Bukhori menyebut jika Indonesia membutuhkan pendekatan yang lebih progresif untuk menyelamatkan masa depan bangsa dari dampak merusak minuman beralkohol. Model regulasi yang ada saat ini dianggap hanya bertumpu pada pendekatan pengendalian semata, sehingga terbukti gagal bila mengacu pada data yang menunjukkan sekitar 58 persen tindakan kriminal di Indonesia dipicu oleh minuman beralkohol.
"Ironisnya, sekitar 14,4 juta remaja di Indonesia telah teridentifikasi sebagai pengonsumsi minol. Artinya, bonus demografi yang kelak kita peroleh di kemudian hari, dibayangi oleh bahaya minuman beralkohol yang mengintai generasi usia produktif kita, bila tidak ada perhatian serius yang melarang minuman beralkohol,” kata pria berusia 55 tahun itu.
2. Tiga dampak negatif minol menurut PKS

Anggota Komisi VIII ini menilai, manusia sebagai makhluk berakal, secara fitrah, dirinya menolak minuman beralkohol, kecuali dalam keadaan tertentu. Alasannya, minuman yang memabukkan sekurang-kurangnya akan memberikan tiga dampak negatif.
“Pertama, dampak buruk bagi kesehatan. Minol bisa mengakibatkan kerusakan hati, ginjal, gangguan jantung, bahkan kelemahan kognitif bagi anak di kemudian hari bila dikonsumsi oleh Ibu hamil. Kedua, adalah dampak psikis, antara lain, gangguan daya ingat dan kemampuan berbahasa, serta perubahan kepribadian ke arah destruktif,” bebernya.
Terakhir adalah dampak sosial. Bukhori mengatakan para pemabuk adalah biang kerok terjadinya gangguan sosial di tengah masyarakat, seperti tawuran maupun tindak kejahatan lainnya sehingga merugikan orang lain.
3. UU eksisting bersifat parsial dan tidak komprehensif

Bukhori mengatakan bahwa regulasi yang sudah ada (eksisting) bersifat parsial dan tidak komprehensif. Misalnya dalam ketentuan KUHP, pendekatan hukum hanya menyasar pada ranah penjualan dan konsumsi dengan sanksi pidana dan penjara yang lemah. Apalagi, tidak ada klausul yang tegas melarang konsumsi minol di KUHP.
Dengan demikian, KUHP dinilai tidak cukup memadai untuk melakukan rekayasa sosial di masyarakat dalam rangka menciptakan generasi yang bebas minuman beralkohol.
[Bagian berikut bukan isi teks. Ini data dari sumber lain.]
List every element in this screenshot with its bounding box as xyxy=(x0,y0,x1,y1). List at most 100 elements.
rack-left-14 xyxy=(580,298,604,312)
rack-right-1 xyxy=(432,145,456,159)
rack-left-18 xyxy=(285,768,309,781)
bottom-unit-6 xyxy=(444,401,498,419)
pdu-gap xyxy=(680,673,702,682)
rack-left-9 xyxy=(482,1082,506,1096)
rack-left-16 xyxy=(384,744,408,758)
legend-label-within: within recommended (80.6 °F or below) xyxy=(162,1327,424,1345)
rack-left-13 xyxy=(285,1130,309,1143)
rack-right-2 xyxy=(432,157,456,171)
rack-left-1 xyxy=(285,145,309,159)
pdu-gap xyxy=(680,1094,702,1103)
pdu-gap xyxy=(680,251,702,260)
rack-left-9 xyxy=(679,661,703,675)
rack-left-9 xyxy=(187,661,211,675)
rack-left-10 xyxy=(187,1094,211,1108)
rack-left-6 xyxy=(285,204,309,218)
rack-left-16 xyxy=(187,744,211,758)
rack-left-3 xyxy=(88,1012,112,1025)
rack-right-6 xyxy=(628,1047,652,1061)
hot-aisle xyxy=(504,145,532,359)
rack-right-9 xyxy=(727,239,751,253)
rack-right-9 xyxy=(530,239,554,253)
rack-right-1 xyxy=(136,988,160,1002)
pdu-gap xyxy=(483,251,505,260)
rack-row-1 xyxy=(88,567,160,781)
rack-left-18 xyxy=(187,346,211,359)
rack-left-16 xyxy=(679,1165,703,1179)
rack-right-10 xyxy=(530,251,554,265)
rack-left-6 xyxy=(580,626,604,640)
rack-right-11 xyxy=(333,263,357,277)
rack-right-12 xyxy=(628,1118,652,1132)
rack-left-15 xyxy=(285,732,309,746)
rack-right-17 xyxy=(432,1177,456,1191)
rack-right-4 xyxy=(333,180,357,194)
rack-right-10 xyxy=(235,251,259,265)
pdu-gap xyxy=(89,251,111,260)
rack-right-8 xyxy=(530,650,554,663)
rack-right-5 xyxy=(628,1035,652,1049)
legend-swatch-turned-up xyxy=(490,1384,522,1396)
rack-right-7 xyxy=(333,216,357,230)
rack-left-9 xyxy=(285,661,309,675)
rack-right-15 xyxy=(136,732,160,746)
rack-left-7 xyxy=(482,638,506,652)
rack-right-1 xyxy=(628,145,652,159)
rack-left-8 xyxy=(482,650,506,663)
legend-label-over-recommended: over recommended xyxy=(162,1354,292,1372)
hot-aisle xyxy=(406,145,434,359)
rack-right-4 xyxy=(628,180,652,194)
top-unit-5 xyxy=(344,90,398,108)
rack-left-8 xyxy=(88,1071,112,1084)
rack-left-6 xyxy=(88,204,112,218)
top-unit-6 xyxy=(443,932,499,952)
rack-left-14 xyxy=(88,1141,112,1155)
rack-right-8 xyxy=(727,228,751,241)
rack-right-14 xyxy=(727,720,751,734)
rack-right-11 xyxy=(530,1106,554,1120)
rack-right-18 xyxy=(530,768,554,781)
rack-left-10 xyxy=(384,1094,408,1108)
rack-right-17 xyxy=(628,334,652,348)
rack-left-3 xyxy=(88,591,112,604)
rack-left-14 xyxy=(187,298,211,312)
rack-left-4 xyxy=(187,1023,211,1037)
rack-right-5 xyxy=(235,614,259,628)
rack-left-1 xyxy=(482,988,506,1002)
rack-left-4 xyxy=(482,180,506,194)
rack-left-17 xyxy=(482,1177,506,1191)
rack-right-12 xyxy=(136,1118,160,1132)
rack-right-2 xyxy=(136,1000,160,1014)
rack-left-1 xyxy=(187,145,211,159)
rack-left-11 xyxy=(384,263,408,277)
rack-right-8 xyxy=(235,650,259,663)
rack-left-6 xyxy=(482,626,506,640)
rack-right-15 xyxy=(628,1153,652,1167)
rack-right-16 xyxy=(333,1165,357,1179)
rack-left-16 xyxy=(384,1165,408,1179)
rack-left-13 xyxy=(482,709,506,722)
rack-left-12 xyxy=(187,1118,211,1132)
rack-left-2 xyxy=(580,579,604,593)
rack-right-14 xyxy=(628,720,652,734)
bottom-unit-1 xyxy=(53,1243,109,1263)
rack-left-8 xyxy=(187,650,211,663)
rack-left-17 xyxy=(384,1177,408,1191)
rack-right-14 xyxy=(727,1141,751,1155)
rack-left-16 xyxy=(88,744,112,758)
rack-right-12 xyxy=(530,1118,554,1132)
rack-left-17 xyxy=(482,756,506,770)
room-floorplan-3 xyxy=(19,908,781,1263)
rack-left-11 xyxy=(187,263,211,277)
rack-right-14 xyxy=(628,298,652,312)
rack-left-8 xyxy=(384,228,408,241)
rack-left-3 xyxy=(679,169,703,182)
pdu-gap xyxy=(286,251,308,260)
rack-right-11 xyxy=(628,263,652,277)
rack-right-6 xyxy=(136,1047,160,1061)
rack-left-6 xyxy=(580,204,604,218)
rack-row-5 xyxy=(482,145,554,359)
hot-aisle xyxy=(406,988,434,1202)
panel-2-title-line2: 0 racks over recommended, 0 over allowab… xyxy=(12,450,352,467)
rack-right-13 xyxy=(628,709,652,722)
“Sementara dalam RUU Minol ini, kita mencoba merumuskan aturan yang lebih komprehensif, yakni mulai dari ranah produksi, distribusi atau pengedaran, sampai ranah konsumsi. Kendati demikian, kita juga tetap memperhatikan dengan saksama terkait pengecualian konsumsi minol untuk kepentingan terbatas seperti kepentingan adat, ritual keagamaan, wisatawan, dan kebutuhan farmasi,” tukas dia.
Ketua DPP PKS ini menambahkan, RUU ini merupakan investasi moral bagi kebaikan masa depan Indonesia. Harapannya, dengan menekan jumlah peredaran minuman beralkohol di Indonesia melalui peraturan yang memadai, akan tercipta sumber daya manusia Indonesia yang sehat secara jasmani dan rohani serta kondisi masyarakat yang hidup sejahtera lahir dan batin sebagaimana amanat UUD 1945.